Our requirements revolve around these twelve points, but you have to look at your entire card-holder data environment, understand what’s in scope, what’s in play, and then who has access to it, where do you authenticate, where can you encrypt, what are the different layers you can use EMV at the point-of-sale. Point-to-Point encryption and tokenization very effectively takes the PAN (primary account number) out of the environment, which is ultimately the end game devaluing the data so that it is useless in the hands of criminals. And we have three technologies that will deliver that endgame scenario if bundled and implemented securely: EMV chip at the point of sale, point-to-point encryption, and tokenization.
To help support this, we are publishing best practices around tokenization as well as updated requirements for point-to-point encryption solutions to help merchants adopt this technology in their payment security efforts, reselling merchant payment solutions, a very critical stage for us and a huge vulnerability in the marketplace. Additionally, this week at TRANSACT15 we’ll be meeting with acquirers to collaborate on how to provide solutions to merchants that simplify security and reduce risk.
Who else are you working with outside of payments to develop these standards?
In addition to working with the payments community, we are also working globally with policymakers, the law enforcement community and other industry groups and associations to collaborate on improved payment security.
So, 2015 will probably be pretty huge in efforts in educating merchants, especially the SMB. What’s your elevator pitch to them to express the benefits of being PCI-compliant?
We understand that these merchants and especially smaller merchants continue to be highly vulnerable when it comes to cyberattacks and hacking. These businesses typically do not have the technical knowledge or resources to understand how to apply PCI Standards to protect payment data against these attacks. With this in mind, we have formed a small merchant taskforce and are working closely with merchant associations like the National Restaurant Association, Retail Industry Leaders Association and the Retail Solutions Providers Association to improve the understanding of payment security basics and available resources that can ease the process for these organizations. We have also increased our board members by six merchant positions so that the merchants are the largest number of participants in our board of advisors, and we’re working very closely with RSPA to train and certify the QIR (Qualified Integrator and Resellers).
What are some points that you’d like to make for the audience at ETA?

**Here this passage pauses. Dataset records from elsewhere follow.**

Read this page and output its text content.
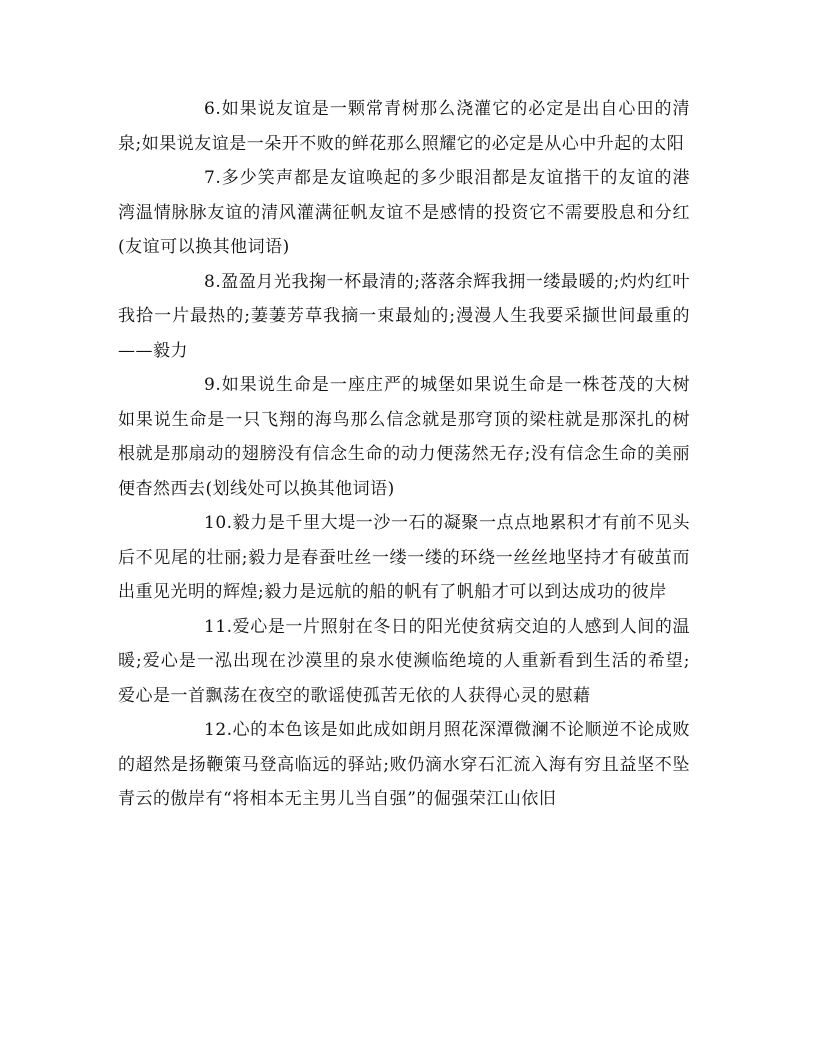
6.如果说友谊是一颗常青树那么浇灌它的必定是出自心田的清泉;如果说友谊是一朵开不败的鲜花那么照耀它的必定是从心中升起的太阳

7.多少笑声都是友谊唤起的多少眼泪都是友谊揩干的友谊的港湾温情脉脉友谊的清风灌满征帆友谊不是感情的投资它不需要股息和分红(友谊可以换其他词语)

8.盈盈月光我掬一杯最清的;落落余辉我拥一缕最暖的;灼灼红叶我拾一片最热的;萋萋芳草我摘一束最灿的;漫漫人生我要采撷世间最重的——毅力

9.如果说生命是一座庄严的城堡如果说生命是一株苍茂的大树如果说生命是一只飞翔的海鸟那么信念就是那穹顶的梁柱就是那深扎的树根就是那扇动的翅膀没有信念生命的动力便荡然无存;没有信念生命的美丽便杳然西去(划线处可以换其他词语)

10.毅力是千里大堤一沙一石的凝聚一点点地累积才有前不见头后不见尾的壮丽;毅力是春蚕吐丝一缕一缕的环绕一丝丝地坚持才有破茧而出重见光明的辉煌;毅力是远航的船的帆有了帆船才可以到达成功的彼岸

11.爱心是一片照射在冬日的阳光使贫病交迫的人感到人间的温暖;爱心是一泓出现在沙漠里的泉水使濒临绝境的人重新看到生活的希望;爱心是一首飘荡在夜空的歌谣使孤苦无依的人获得心灵的慰藉

12.心的本色该是如此成如朗月照花深潭微澜不论顺逆不论成败的超然是扬鞭策马登高临远的驿站;败仍滴水穿石汇流入海有穷且益坚不坠青云的傲岸有“将相本无主男儿当自强”的倔强荣江山依旧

At TRANSACT15 this week, we’re thrilled to be meeting with acquirers and other industry stakeholders to advocate the importance of EMV chip, tokenization, and point-to-point encryption with PCI Standards as a layered approach to payment security. We’ll be hosting our first acquirer forum for the year alongsideTRANSACT15, to collaborate on payment security solutions for merchants; speaking on stage on lessons the U.S. can learn from EMV chip implementation in Europe and other regions; discussing our newly released tokenization best practices and the critical importance of taking a layered approach to security, as well as talking with merchants and the integrator and reseller community on our newly revised Qualified Integrator and Reseller (QIR) program to train and certify these companies on installing and reselling merchant payment solutions, a huge vulnerability in the marketplace. It’s my first time out at TRANSACT, so I’m looking forward to it. And I think we’re going to see a lot of collaboration and good information exchange and build out relationships. Let’s really stay focused on who the enemy is and the enemy is organized crime and hackers. Together we need to take them on. And that’s what we’re doing.